Imagine another scenario. What if you want multiple sync tasks to perform one after another, in a sequential matter. Maybe something like this.

  1. After fetching this large database, you want to be able to filter the table results first that has non-empty author names ie authorName.
  2. Then you want to refine the table results by selecting columns that have non-empty data.
  3. Then you sort them in ascending order by looking up the first column by authorName.
  4. Finally, return the total count of rows that are non-empty based on the previous database operations.

With this in mind, again with callbacks, you write like it so

let filterParam = "authorName";

let resultSetForUI = asyncdb.query("SELECT * FROM averyverybigtable", function(resultset) {
    resultset.filterBy(filterParam, function(filteredResultSet){
          let columnsNotNull = true;    
          filteredResultSet.refineData(columsNotNull, function(refinedResultSet) {
              let firstColumnName = "authorName";
              refinedResultSet.sortBy(firstColumnName, function(sortedResultSet) {
                  return sortedResultSet;
              });
          });
     });
});
/*------ The rest code runs by here ------*/

Here we have 4 callbacks. Hence we have four nested levels of callbacks to keep track off. It does the job pretty well.

However, like the setinterval methods, this also can lead to programs unwieldiness as your async operations can get more complex as you place more features.

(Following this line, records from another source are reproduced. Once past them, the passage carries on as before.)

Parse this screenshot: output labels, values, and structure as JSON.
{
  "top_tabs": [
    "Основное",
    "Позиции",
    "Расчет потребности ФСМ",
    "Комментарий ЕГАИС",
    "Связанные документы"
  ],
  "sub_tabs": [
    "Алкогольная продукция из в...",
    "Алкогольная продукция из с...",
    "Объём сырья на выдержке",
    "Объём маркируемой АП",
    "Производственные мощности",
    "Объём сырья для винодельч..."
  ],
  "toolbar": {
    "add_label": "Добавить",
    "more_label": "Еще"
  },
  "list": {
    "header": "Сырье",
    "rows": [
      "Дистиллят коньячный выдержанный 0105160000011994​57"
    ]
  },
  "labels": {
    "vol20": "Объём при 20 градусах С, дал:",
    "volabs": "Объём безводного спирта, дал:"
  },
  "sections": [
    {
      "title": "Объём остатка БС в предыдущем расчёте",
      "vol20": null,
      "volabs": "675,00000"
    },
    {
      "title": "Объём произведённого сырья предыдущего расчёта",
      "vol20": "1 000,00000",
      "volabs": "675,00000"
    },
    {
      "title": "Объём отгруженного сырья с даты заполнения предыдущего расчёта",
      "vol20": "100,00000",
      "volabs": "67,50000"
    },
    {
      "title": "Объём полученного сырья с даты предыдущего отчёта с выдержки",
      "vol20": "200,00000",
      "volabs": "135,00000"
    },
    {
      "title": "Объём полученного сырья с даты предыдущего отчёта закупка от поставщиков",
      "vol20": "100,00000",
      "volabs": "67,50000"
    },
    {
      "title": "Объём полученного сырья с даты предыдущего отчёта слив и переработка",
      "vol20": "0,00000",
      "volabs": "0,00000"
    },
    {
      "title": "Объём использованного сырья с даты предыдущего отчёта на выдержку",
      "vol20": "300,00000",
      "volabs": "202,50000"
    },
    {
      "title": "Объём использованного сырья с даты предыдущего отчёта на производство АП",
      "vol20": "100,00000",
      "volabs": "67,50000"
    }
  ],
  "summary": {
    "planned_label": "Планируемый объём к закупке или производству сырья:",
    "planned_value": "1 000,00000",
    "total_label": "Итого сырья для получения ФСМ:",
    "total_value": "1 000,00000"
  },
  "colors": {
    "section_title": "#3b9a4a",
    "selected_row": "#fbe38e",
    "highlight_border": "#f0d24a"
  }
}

You will end up with this triangular shape of your deeply nested callbacks thus it popularises the phrase as the “pyramid of doom”. It gained fame for this phrase because if you keep building up this pyramid scheme further and further, you will end up with one massively ugly tree of spaghetti code in the codebase. You may wonder how does one person keep track of all states within the app, let alone keep their sanity when debugging and troubleshooting asynchronous behaviours. This is also known as “callback hell”. Rightly so, it’s hellishly difficult to know what/where the moving parts are.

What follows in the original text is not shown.